About Us

About the print studio

 


 
Inkspot Press is an artist led organisation, dedicated to the production and promotion of original prints as a fine art medium.  It is a not for profit community based organisation all earnings are put back into the continued development and running of the studio.
 
The workshop operates on an open access basis providing, an inexpensive print studio where artists and members of the public, students and community groups can use the equipment and source technical expertise in order to develop their hands on printmaking skills.
We run courses in screen printing, intaglio,  and letterpress .
 
 

Jane Sampson.  www.janesampson.com
 
Jane is an artist and printmaker with a special interest in screenprinting and photographic imaging. Her unique style incorporates paint and pigment, collage and textiles. Her passion for printmaking is apparent in her practice and she promotes the use of printmaking as a graphic art form without boundaries.
She exhibits regularly and currently shows at Bellis Gallery, Brighton and with Liberty Gallery at art fairs all over the UK. She has recently shown work in the Netherlands and in Dubai.With a background in fine art, art history and commercial printing she is well known as a knowledgeable and inspiring teacher. She has been passing on skills for over 25 years as a visiting lecturer in art schools all over South East England. Currently she works part time at Brighton University and teaches the occasional short course at Westdean College (the Edward James Foundation).
In 2000 she set up and co-directed Brighton Independent Printmaking ltd., Brighton's first open access printmaking studio. 
 

 
 

John Packer 

Brighton born John Packer was an apprentice compositor in the printing industry. He worked on local newspapers and trade journals before engagement with London shipping daily ‘Lloyd’s List'. He later joined the International Publishing Corporation group. Continental companies included Central Trikeriet, Norway’s leading print publisher in Oslo. John Packer has been involved in all stages of letterpress printing until its demise as a mass commercial technology before it was superseded by offset-lithography.
 
 
From the mid 1980s until his recent retirement, John Packer was responsible for the letterpress workshop at the University of Brighton and taught students at all academic levels. Being compos mentis, and still in retention of 75% of his original teeth, John Packer regards it as ‘super cool’ to impart his knowledge and techniques to the starry-eyed, new aficionados of that obsolete 15th century technology.

 

Les Ellis

Les was invited to run letterpress workshops following retirement from the Faculty of Arts & Architecture at the University of Brighton, where he had worked for 25 years, latterly with students in Graphic Design and Illustration. Following his apprenticeship as a letterpress printer he thought he had the right to sit on a beach in Spain for the rest of his days.
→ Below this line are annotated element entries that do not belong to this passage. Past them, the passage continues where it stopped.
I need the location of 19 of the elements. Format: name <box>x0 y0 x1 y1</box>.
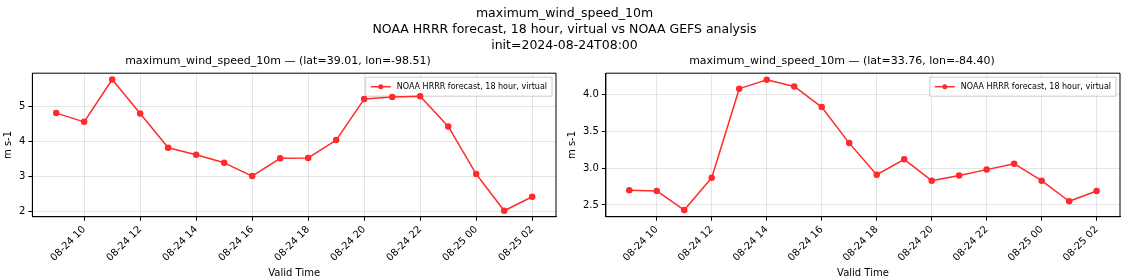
y-tick-label: 3 <box>18 170 26 182</box>
y-tick-label: 2 <box>18 205 26 217</box>
text: NOAA HRRR forecast, 18 hour, virtual vs NOAA GEFS analysis <box>371 21 758 37</box>
chart-title: maximum_wind_speed_10m — (lat=33.76, lon=-84.40) <box>689 54 995 68</box>
legend-label: NOAA HRRR forecast, 18 hour, virtual <box>396 81 547 91</box>
y-tick-label: 5 <box>18 100 26 112</box>
y-tick-label: 2.5 <box>583 198 599 210</box>
chart-title: maximum_wind_speed_10m — (lat=39.01, lon=-98.51) <box>125 54 431 68</box>
y-tick-label: 3.5 <box>583 124 599 136</box>
y-axis-title: m s-1 <box>1 130 13 160</box>
text: init=2024-08-24T08:00 <box>490 37 639 53</box>
text: maximum_wind_speed_10m <box>474 5 655 21</box>
x-axis-title: Valid Time <box>268 266 321 278</box>
y-tick-label: 3.0 <box>583 161 599 173</box>
y-tick-label: 4 <box>18 135 26 147</box>
x-axis-title: Valid Time <box>837 266 889 278</box>
y-tick-label: 4.0 <box>583 88 599 100</box>
y-axis-title: m s-1 <box>565 130 577 160</box>
legend-label: NOAA HRRR forecast, 18 hour, virtual <box>960 81 1111 91</box>
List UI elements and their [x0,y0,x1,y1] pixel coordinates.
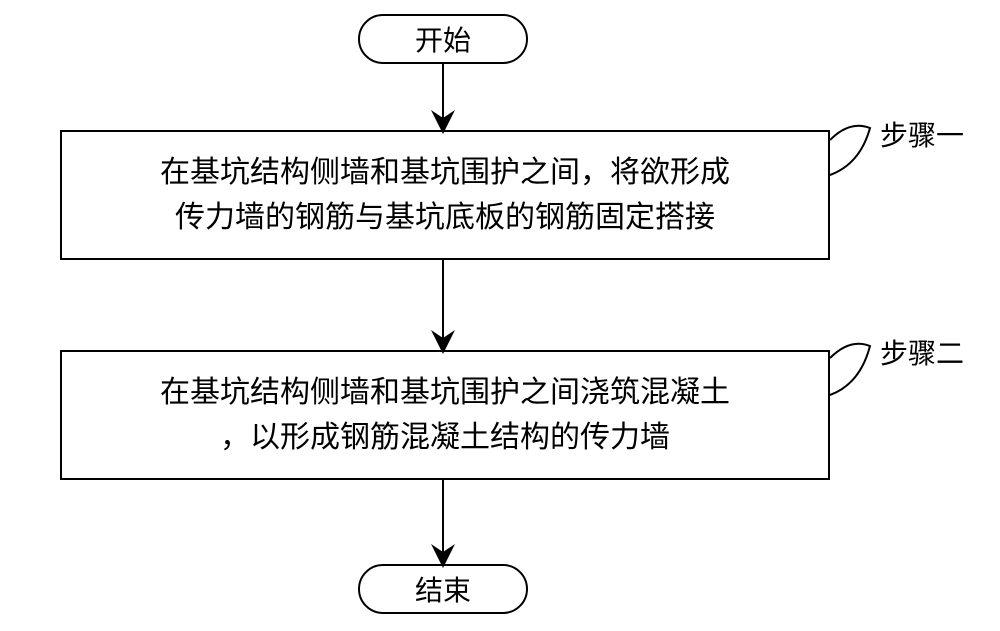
connectors [0,0,1000,631]
leader-line-step2 [830,344,870,395]
flowchart-canvas: 开始 在基坑结构侧墙和基坑围护之间，将欲形成 传力墙的钢筋与基坑底板的钢筋固定搭… [0,0,1000,631]
leader-line-step1 [830,126,870,175]
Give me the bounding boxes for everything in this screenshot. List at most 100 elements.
However, the need for money lured him back to the ‘black art’. He worked for several printing companies including JohnEnschede of HaarlemHolland and the Cambridge University Press before a move into teaching. After 7 years teaching apprentice printers at Matthew Boulton Technical College in Birmingham he was fortunate to be offered the post in Brighton and the prospect of working near the sea, in the warm South, was too tempting to refuse.

 

 

Dan is a Brighton based artist and illustrator. Last year his work was included in the And'Art festival in Marrakech, Morocco and the Islington Exhibits festival in London. In January his work was shown as part of the Open Day Book group show at LACE in Los Angeles.  Daniel's work is featured in the 'Open Day Book' in the USA, The Stool Pigeon music newspaper in London and 'A Graphic Cosmogony' from Nobrow press. 
He is currently working on his first full length graphic novel to be published by Nobrow.  

 
 

Sarah Bryant   www.bigjumppress.com

I am interested in the simplicity of our diagrammatic language, which allows for slight variations in line, color and format to describe a great variety of different systems; the movement of peoples, changes in climate, the progress of disease. This flexibility speaks to our need to connect, to find patterns, and to place ourselves in a world we can understand and explain. In my work I attempt to describe two things simultaneously using the same vocabulary; first the physical realities of an environment, and second our emotional relationship to that environment.